It appears that quite a few people snuck onto my mailing list while I’ve been away. It’s nice to meet you :-)
Dear Friends,
I forgot what I was going to say.
See — something caraaazy happens when I try to think and look at a screen at the same time. A fog descends, or maybe a wall, the dead end in a maze. Then my eyeballs start bouncing around a bit? Yeah… So it is, and hence, my quiet around these parts lately.
I’ll be brief.
First, an offering:
I made this simple graphic many years ago and I have decided to make it available to you for free, a gift!, to print and decorate, use as a background for your computer, plaster on your eyeballs, live and breathe. Maybe this year I’ll get my s* together and make this a beautiful fancy letterpress print with my pal Laura, but for now…:
If you do print it and draw on it or hang it somewhere sweet and feel like sharing that with me, I’d really love that.
In other news, my TBI symptoms continue heartily! I’m extremely grateful to the people in my life who are taking care of me, sending love, and sharing their own experiences of TBI with me. It’s an isolating state of being, one that stretches on into ambiguous future. I’m learning so much about myself and am confronted daily by bewildering mysteries (like, what the hell is happening inside my skull!?). I’m learning a lot about empathy too, and self-worth outside of the capitalist labor=value narrative. You have to when you can only work a couple hours a week. I wish I could synthesize my thoughts about all this for you but my brain is not ready. I’m very tired.
My eyes and brain are telling me to get off the computer NOW, so very quickly…

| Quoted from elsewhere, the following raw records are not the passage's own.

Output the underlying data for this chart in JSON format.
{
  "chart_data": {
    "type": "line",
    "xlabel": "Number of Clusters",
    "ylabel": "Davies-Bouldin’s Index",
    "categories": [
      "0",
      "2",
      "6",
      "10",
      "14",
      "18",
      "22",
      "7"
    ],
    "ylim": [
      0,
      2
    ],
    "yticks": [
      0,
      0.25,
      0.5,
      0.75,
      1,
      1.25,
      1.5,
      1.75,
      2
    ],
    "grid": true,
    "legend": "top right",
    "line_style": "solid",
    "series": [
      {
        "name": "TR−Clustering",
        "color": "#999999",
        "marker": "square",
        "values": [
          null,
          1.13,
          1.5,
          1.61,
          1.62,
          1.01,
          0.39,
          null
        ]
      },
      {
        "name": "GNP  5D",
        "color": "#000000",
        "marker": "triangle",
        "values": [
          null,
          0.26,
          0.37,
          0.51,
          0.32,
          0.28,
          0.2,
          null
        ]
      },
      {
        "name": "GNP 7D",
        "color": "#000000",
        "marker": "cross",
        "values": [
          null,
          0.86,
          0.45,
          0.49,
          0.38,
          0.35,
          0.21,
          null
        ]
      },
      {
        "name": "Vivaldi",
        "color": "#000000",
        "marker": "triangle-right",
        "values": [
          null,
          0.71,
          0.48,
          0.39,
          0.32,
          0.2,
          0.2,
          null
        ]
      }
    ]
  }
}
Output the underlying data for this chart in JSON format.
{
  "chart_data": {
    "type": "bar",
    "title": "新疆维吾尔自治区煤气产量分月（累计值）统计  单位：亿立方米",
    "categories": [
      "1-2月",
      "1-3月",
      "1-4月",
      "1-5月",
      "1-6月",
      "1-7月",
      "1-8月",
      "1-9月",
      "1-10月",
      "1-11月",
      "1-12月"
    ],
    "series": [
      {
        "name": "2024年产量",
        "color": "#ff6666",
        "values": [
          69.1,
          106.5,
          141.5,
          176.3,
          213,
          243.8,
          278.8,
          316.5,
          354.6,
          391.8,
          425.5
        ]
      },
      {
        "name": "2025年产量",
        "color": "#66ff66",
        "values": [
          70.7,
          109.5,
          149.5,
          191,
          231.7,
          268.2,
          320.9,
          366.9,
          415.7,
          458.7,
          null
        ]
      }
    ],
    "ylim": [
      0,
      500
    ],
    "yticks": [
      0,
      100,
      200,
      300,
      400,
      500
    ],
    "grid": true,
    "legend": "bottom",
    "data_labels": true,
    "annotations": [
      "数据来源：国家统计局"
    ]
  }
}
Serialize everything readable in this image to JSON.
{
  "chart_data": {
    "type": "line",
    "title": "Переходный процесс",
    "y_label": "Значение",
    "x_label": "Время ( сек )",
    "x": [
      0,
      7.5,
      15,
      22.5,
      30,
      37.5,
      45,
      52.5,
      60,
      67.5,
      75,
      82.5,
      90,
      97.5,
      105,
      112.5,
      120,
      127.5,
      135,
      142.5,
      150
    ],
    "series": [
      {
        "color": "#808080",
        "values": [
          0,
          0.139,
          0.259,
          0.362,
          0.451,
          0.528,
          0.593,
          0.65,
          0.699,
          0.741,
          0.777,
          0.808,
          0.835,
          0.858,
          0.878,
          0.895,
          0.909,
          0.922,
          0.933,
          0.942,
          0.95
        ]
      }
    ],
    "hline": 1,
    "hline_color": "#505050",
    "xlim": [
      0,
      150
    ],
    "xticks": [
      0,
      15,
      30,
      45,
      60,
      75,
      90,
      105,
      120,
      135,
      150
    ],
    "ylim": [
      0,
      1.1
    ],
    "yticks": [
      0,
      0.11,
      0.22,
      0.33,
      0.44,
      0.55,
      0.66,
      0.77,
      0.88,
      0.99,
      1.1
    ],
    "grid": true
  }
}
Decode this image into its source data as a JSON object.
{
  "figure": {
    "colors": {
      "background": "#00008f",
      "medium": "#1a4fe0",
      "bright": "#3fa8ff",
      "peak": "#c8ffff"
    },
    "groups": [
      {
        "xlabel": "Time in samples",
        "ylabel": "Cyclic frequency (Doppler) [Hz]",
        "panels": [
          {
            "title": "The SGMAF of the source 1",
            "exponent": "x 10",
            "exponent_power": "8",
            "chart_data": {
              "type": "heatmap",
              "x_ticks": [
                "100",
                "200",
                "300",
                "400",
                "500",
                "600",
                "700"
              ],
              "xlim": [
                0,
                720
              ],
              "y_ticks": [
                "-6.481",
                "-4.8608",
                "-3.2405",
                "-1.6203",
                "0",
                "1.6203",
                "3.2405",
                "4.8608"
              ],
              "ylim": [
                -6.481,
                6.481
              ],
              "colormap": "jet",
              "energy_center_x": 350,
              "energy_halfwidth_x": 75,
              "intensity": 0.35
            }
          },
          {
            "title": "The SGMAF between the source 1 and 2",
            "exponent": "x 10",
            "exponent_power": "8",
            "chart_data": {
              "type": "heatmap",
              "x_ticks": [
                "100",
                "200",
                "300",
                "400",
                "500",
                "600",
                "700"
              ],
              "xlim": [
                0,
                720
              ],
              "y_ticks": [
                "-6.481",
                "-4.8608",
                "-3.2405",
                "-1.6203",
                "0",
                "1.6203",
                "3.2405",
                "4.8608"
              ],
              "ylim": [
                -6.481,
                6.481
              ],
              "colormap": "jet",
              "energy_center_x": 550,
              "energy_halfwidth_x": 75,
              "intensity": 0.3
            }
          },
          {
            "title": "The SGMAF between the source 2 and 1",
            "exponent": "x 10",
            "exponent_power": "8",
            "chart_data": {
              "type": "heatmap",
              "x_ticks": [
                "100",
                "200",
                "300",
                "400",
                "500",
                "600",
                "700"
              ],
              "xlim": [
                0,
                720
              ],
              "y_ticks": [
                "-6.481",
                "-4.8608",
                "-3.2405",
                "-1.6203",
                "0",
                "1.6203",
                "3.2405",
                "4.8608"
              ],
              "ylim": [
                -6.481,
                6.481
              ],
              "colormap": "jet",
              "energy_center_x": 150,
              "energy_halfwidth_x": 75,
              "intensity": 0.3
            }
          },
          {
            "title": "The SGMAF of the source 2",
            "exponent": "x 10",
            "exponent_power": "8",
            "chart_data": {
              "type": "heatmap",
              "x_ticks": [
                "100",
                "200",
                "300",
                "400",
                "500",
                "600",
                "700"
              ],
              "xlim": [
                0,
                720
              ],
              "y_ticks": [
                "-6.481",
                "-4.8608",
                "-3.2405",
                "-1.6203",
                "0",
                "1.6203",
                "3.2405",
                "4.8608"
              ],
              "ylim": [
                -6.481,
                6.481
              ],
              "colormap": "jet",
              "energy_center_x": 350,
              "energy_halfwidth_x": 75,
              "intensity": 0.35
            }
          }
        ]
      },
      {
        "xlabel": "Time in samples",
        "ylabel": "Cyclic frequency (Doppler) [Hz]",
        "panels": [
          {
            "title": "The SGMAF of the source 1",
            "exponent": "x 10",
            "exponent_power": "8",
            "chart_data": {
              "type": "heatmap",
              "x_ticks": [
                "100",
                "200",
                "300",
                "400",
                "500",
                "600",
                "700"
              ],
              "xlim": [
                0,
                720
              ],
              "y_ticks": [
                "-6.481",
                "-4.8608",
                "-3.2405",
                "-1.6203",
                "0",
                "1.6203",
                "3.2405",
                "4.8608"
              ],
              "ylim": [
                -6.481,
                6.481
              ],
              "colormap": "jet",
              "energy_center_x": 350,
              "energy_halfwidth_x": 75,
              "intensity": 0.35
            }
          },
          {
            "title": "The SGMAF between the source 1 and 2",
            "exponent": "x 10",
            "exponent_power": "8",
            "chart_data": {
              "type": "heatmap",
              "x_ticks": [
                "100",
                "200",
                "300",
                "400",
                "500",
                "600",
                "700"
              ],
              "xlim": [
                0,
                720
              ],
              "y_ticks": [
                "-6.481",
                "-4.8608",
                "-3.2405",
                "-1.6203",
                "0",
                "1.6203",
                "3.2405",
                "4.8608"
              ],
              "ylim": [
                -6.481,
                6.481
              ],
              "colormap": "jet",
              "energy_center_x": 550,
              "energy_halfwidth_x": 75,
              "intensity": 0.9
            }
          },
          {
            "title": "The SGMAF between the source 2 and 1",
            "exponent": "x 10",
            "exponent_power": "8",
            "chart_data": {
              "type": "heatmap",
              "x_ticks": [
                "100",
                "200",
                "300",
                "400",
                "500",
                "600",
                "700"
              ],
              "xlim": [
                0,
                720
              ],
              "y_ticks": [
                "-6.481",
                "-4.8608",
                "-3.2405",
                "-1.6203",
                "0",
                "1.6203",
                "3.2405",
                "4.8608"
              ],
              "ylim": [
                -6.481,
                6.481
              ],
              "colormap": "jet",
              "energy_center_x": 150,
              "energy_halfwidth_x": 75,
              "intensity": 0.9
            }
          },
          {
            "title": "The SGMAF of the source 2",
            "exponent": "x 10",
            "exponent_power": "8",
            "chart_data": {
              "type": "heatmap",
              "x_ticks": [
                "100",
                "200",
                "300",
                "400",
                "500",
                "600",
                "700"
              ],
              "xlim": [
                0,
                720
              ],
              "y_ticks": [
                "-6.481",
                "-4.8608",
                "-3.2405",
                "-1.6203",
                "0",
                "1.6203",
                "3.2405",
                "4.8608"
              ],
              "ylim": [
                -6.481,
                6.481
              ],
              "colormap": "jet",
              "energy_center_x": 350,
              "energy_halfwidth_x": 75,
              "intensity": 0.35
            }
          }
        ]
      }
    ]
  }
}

…here are a couple drawings I’ve made attempting to visualize the physical sensations I have felt in my eyes/eye muscles. My eyes are very easily fatigued (I’m working with the TBI Clinic’s Occupational Therapists to strengthen my eye<>brain connection), and if I do too much computing or too much looking at moving things or bright lights, things get wild in the tiny muscles around my eyes. Drawing the sensations makes me curious which I think makes me more compassionate towards my situation, or at least a little less resentful.
Be well,
Take care of your sweet sweet brains.
With love,
Sara
this resonates so much with me, and I'm very sorry you have to experience it. OT is hard work but I expect it will pay off!!